Egypt is one of the oldest continuously inhabited places on Earth, a country whose entire civilization has clung for millennia to the thread of the Nile as it cuts north through the desert to the Mediterranean. Geographically it straddles two continents, with the Sinai Peninsula reaching into Asia, and it controls the Suez Canal, one of the planet's most strategic waterways. Home to more than 110 million people, almost all of them packed into the Nile valley and delta, Egypt is the most populous country in the Arab world and a cultural and political anchor of the Middle East and North Africa.

The Nile defines everything. Flowing out of the highlands of East Africa, it spreads into a broad green delta before reaching the sea, and the river's banks form a ribbon of intense cultivation hemmed by the arid Western Desert, the rugged Eastern Desert, and the mountainous Sinai. Beyond the river the land is overwhelmingly desert, and the country's highest point, Mount Catherine in Sinai, rises to about 2,629 meters.
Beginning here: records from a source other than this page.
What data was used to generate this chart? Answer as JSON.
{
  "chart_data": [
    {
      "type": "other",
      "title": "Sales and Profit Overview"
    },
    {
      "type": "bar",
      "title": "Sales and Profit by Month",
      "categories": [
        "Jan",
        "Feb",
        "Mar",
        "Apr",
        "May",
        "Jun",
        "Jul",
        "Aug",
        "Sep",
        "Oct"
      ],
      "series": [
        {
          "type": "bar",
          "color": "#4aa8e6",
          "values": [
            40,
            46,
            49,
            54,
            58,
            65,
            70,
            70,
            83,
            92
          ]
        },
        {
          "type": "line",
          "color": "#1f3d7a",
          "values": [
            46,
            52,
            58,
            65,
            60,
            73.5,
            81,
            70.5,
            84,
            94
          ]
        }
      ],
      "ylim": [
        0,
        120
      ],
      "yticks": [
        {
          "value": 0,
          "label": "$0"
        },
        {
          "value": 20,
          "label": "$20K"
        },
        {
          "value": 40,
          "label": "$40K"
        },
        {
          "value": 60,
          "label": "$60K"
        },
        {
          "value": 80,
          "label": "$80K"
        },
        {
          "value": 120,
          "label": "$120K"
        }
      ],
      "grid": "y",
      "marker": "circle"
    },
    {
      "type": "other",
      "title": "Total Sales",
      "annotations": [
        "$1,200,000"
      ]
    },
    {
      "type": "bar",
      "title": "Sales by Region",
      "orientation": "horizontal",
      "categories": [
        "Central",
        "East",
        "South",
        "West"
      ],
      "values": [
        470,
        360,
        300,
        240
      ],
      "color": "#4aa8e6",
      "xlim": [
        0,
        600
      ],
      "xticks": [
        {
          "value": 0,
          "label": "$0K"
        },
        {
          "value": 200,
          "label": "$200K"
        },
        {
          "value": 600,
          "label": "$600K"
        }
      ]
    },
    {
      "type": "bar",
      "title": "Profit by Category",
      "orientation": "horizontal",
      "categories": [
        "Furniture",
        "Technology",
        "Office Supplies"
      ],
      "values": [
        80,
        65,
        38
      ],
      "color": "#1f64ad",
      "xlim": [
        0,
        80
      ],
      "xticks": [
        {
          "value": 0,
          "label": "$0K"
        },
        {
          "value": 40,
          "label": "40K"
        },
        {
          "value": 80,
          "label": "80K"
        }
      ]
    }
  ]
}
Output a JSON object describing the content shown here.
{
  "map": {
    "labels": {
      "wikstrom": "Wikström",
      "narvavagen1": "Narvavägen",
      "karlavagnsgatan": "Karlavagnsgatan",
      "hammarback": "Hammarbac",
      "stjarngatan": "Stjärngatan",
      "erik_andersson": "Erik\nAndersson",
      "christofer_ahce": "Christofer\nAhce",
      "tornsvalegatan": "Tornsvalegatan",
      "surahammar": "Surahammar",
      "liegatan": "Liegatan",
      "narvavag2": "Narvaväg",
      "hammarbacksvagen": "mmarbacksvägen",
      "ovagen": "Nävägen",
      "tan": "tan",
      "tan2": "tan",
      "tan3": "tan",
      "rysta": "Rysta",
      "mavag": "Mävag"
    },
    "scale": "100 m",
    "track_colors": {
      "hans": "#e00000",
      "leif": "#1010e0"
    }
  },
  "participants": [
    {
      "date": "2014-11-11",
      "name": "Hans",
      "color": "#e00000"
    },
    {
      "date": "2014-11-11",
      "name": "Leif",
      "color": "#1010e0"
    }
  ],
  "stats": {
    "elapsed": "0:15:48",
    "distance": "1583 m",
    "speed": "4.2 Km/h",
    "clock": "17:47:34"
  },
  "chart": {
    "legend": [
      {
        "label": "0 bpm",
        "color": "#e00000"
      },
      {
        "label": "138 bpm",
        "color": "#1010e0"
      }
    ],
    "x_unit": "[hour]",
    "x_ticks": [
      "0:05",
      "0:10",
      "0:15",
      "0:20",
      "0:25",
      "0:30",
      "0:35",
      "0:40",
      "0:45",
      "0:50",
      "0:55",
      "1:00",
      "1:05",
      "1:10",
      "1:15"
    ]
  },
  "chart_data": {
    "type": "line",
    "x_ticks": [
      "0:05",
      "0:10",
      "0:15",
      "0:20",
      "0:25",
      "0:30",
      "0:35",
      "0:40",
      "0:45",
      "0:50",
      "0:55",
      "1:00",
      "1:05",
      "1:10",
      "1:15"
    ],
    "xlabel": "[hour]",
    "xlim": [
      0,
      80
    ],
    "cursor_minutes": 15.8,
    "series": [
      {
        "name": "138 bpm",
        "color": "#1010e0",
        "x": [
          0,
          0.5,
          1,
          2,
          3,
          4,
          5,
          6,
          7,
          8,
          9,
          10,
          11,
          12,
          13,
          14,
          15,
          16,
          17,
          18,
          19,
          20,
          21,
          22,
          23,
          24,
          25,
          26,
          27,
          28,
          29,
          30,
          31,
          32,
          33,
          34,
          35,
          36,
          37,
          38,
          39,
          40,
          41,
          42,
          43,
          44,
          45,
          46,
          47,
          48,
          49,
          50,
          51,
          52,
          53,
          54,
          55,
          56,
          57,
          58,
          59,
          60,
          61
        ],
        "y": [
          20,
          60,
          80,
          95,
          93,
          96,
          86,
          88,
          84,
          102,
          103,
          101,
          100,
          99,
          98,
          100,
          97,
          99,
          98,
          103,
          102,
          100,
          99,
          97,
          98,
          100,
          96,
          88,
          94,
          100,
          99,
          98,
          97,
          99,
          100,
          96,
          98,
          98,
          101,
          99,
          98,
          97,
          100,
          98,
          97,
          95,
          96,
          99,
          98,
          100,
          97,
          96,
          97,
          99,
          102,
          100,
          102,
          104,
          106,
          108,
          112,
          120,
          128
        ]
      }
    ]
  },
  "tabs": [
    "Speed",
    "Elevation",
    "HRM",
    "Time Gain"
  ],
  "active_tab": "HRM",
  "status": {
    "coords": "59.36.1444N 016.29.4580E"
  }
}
The Aswan High Dam tamed the river's ancient floods and generates power, while tourism, Suez Canal tolls, remittances, and natural gas from offshore fields drive a large but strained economy.

Pharaonic Egypt left the pyramids of Giza, the temples of Luxor and Karnak, and a written record stretching back more than five thousand years. Conquered in turn by Persians, Greeks, Romans, and Arabs, Egypt became a center of the Islamic world, and Cairo's Al-Azhar remains a leading seat of Sunni learning. Modern Egypt emerged from Ottoman and British control, asserted itself under Gamal Abdel Nasser, and fought repeated wars with Israel before signing the 1979 peace treaty. Today Cairo's sprawl, the Coptic Christian minority, and a deep literary and cinematic tradition all mark Egypt as a civilizational crossroads.